At Coadec, we are sceptical that this is the answer, and indeed are concerned about the consequences such a measure could have on the economy. To see if our concerns were justified, earlier in the year Coadec commissioned two polls seeking views on e-commerce, one of consumers, and one of businesses. You can find the results here.
They reinforce the critical role of e-commerce in the economy today. Importantly, they also show that an Online Sales Tax is unpopular among consumers outside of London. Businesses are more open to an Online Sales Tax but critically are divided on what counts as an “online sale” and would expect significant returns.
Other headline findings include:
71% of consumers polled bought something online during the last week and six in ten consumers would find it hard to find the products they need without online shopping.
Online sales are an increasingly important part of business revenue. 58% of businesses who sell directly to customers estimate that more than half of their sales come from the online part of their business.
Modelling estimates that helping more businesses move to online sales could help them increase their revenue by over £13 billion a year, generating at least an additional £1.2 billion in tax revenue for the Government.
E-commerce was a lifeline to businesses and consumers during the pandemic: 60% of consumer respondents said that online shopping was a lifeline during the pandemic, while 73% of businesses that sell online said that e-commerce kept them afloat during lockdowns.

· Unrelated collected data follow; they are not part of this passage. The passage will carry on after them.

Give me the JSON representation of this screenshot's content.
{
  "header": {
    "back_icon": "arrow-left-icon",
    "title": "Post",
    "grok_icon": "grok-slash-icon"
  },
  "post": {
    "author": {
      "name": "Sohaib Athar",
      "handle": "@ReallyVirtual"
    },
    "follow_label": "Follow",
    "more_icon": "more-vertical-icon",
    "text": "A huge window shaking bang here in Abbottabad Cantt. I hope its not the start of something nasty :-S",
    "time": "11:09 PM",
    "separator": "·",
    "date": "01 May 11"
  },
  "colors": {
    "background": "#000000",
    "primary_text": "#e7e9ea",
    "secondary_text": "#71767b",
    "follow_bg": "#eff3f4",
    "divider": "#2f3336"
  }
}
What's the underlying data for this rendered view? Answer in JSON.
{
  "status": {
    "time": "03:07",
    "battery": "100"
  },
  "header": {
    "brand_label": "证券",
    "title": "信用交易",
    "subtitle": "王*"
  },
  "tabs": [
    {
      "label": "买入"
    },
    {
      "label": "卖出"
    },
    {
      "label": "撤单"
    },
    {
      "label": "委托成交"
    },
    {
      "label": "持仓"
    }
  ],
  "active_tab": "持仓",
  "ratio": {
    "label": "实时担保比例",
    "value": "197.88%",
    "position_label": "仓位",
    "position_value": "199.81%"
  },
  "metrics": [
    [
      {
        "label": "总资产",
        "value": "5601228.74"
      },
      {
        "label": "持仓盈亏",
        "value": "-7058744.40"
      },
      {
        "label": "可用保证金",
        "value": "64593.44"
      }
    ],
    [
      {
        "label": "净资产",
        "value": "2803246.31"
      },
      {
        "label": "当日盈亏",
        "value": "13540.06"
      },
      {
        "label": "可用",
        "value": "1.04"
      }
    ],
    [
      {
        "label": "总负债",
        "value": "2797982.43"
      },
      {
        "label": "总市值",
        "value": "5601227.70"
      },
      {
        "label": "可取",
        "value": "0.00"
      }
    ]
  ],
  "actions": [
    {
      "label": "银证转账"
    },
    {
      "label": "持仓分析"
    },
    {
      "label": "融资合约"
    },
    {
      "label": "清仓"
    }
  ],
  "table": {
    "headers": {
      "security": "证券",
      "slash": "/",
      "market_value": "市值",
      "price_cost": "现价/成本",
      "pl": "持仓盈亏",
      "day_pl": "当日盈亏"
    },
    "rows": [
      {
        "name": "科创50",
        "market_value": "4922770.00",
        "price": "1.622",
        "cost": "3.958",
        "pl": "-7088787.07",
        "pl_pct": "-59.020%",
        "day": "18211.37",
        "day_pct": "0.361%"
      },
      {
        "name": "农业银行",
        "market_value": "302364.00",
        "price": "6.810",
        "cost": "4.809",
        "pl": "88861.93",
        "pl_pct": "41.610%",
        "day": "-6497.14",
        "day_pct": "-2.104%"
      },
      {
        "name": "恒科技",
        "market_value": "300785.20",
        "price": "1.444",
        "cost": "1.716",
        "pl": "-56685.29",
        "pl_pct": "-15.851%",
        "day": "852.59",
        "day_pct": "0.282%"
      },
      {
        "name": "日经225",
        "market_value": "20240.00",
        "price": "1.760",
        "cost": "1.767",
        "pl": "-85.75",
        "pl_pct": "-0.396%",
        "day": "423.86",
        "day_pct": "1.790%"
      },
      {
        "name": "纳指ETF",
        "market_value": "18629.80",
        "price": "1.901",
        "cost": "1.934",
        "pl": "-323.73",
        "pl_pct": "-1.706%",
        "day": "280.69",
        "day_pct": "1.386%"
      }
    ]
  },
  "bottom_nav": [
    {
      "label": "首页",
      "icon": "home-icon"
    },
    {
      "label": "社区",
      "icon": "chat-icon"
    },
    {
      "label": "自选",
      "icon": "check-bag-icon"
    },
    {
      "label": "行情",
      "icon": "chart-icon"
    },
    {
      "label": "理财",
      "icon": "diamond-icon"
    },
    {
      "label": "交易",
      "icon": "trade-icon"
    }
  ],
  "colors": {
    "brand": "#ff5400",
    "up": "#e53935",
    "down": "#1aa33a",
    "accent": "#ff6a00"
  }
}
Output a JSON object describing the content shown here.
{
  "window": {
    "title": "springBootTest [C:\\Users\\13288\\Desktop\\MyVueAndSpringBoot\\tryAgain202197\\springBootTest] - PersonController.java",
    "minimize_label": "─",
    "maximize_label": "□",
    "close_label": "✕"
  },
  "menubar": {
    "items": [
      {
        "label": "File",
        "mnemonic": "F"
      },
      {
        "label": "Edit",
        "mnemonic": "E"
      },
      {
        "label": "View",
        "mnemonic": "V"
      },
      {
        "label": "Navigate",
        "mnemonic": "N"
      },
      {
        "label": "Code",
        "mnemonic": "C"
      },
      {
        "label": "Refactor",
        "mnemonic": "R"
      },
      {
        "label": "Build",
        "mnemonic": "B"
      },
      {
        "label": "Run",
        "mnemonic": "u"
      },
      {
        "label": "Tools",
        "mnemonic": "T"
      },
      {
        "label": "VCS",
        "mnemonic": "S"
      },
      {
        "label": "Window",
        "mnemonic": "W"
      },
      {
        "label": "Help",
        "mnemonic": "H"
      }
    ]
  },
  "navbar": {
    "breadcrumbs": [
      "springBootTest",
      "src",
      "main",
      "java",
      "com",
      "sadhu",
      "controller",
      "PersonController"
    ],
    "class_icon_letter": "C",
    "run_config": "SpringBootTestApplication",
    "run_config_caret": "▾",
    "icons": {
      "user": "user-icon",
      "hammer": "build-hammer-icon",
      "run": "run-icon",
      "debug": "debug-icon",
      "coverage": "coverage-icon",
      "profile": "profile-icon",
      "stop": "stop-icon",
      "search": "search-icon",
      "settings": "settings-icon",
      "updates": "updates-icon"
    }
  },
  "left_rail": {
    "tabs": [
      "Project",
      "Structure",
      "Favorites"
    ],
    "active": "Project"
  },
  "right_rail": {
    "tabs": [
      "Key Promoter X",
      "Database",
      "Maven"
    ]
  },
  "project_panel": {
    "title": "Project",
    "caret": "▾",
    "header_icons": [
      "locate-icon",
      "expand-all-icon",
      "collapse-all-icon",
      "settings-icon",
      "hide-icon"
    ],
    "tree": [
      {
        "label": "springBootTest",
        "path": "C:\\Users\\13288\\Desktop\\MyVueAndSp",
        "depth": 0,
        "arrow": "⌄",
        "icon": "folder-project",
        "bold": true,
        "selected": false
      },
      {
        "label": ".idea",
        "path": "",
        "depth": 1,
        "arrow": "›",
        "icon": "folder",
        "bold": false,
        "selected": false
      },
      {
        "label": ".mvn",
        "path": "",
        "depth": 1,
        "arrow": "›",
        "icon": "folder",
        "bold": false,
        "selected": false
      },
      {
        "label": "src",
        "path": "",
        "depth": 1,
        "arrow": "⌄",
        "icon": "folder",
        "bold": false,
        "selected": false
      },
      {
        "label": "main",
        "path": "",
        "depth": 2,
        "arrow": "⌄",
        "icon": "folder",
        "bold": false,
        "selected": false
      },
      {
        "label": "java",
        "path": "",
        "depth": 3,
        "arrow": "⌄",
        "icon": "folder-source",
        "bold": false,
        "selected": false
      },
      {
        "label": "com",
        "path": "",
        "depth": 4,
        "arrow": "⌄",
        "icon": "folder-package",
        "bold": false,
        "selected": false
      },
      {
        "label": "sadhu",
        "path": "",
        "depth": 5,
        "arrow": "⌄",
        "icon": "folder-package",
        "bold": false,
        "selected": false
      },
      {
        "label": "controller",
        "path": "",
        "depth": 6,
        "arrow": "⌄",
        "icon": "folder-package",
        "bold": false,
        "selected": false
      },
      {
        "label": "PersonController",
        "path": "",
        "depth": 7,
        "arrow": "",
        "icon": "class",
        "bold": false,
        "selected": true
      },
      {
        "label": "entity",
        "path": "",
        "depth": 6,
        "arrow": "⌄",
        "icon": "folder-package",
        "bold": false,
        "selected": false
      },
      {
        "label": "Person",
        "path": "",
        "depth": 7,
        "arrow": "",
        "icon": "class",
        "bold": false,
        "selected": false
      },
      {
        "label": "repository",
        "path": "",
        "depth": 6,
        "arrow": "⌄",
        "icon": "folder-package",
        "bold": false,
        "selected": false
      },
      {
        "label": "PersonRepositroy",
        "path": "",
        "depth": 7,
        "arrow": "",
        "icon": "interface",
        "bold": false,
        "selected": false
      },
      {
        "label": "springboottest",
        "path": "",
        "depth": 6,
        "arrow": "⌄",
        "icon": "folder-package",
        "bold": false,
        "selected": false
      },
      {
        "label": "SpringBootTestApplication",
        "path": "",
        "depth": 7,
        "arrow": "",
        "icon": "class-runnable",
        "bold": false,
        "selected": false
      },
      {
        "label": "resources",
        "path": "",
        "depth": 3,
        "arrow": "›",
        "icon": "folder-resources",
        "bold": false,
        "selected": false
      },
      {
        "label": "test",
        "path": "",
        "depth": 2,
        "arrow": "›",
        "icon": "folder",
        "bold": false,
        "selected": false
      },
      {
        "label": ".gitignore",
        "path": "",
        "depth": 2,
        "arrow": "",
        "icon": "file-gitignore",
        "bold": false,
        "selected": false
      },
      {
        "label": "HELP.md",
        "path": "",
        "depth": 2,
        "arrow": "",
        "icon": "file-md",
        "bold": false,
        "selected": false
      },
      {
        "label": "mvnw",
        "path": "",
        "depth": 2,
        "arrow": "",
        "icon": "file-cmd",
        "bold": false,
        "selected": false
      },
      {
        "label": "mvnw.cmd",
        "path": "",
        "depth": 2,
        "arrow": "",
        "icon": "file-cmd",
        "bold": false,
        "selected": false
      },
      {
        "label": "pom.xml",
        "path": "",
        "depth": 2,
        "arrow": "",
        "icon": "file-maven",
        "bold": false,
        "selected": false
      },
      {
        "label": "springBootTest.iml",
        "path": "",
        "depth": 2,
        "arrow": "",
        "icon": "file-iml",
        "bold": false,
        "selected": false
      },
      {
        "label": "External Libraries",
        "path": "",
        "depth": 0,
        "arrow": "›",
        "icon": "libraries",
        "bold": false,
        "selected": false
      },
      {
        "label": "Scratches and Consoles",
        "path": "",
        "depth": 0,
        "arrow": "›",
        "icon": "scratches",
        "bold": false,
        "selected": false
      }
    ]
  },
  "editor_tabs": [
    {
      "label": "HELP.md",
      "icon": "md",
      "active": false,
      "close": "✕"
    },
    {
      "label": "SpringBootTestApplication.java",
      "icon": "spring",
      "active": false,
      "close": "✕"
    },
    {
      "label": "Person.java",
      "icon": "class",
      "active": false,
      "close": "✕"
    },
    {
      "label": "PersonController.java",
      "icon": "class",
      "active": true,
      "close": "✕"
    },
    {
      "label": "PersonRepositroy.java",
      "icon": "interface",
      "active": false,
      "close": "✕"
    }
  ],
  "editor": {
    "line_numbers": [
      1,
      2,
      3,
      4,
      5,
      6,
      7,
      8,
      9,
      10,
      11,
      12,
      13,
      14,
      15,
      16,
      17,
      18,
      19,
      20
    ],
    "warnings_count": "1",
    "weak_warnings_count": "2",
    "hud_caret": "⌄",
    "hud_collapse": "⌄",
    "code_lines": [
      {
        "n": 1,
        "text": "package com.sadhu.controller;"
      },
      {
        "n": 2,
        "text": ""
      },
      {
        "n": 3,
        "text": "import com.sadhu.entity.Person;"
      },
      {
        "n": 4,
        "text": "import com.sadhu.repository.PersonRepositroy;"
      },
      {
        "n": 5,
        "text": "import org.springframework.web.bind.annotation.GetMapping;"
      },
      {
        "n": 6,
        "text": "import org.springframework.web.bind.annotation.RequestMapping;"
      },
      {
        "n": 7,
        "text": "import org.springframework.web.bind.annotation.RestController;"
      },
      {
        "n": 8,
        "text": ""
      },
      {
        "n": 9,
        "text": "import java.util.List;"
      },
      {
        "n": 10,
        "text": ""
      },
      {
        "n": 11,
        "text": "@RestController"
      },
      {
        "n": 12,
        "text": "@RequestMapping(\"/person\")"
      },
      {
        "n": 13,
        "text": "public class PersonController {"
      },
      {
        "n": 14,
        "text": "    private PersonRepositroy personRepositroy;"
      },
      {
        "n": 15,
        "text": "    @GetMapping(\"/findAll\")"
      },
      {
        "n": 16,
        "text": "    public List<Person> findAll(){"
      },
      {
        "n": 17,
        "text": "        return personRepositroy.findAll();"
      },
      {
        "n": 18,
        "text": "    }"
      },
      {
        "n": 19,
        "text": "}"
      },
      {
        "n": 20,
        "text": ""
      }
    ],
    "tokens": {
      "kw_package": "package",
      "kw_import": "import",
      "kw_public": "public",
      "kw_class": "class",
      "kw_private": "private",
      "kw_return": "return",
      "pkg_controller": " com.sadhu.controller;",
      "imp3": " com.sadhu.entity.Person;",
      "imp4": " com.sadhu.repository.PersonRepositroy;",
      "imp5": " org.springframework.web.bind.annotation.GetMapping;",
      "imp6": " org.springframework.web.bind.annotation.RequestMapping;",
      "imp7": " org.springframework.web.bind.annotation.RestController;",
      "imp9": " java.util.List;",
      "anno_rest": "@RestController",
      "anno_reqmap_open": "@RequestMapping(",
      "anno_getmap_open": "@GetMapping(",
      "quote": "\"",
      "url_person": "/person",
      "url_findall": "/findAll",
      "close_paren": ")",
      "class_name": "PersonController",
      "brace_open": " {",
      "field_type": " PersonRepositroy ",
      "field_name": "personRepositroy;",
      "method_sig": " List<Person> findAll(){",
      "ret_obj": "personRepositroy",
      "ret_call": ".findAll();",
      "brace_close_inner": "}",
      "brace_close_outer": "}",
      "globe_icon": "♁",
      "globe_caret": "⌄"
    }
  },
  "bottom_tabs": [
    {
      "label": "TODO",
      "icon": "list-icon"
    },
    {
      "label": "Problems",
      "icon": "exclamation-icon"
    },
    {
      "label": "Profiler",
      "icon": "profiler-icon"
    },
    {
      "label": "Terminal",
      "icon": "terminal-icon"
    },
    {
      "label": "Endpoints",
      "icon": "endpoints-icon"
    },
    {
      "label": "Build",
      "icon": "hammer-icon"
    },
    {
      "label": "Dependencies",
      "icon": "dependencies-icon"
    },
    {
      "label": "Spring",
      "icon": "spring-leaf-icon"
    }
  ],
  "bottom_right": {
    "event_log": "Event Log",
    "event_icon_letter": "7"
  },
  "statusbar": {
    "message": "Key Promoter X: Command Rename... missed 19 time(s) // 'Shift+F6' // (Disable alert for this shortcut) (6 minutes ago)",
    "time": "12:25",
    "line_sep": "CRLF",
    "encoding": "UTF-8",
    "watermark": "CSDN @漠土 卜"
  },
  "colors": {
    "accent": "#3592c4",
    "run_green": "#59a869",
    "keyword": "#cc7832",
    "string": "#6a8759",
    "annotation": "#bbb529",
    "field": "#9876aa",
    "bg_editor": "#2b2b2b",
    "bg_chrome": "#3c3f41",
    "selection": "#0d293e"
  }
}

There are more consumers against the concept of an Online Sales Tax than those in favour: 46% explicitly disapproved of the tax, while only 29% approved. There was particular opposition among older generations and those based outside of London.
While more businesses support an Online Sales Tax (44%) than oppose it (33%), it is very unclear what they think the tax should apply to. When asked to define what should be taxed, there was no majority for the tax applying for any of the described goods, including only 45% of those that supported the tax were in favour of a tax on a pair of shoes bought online, and only a third were in favour of the tax applying to a holiday booked online.
What is clear is that businesses would expect a significant return: 39% of businesses said that they would want a reduction in their Business Rates of between 6% and 10% for a new tax to be worthwhile. It’s not clear how such a return could be guaranteed without a sweeping OST which applies to more goods (but has less support from businesses).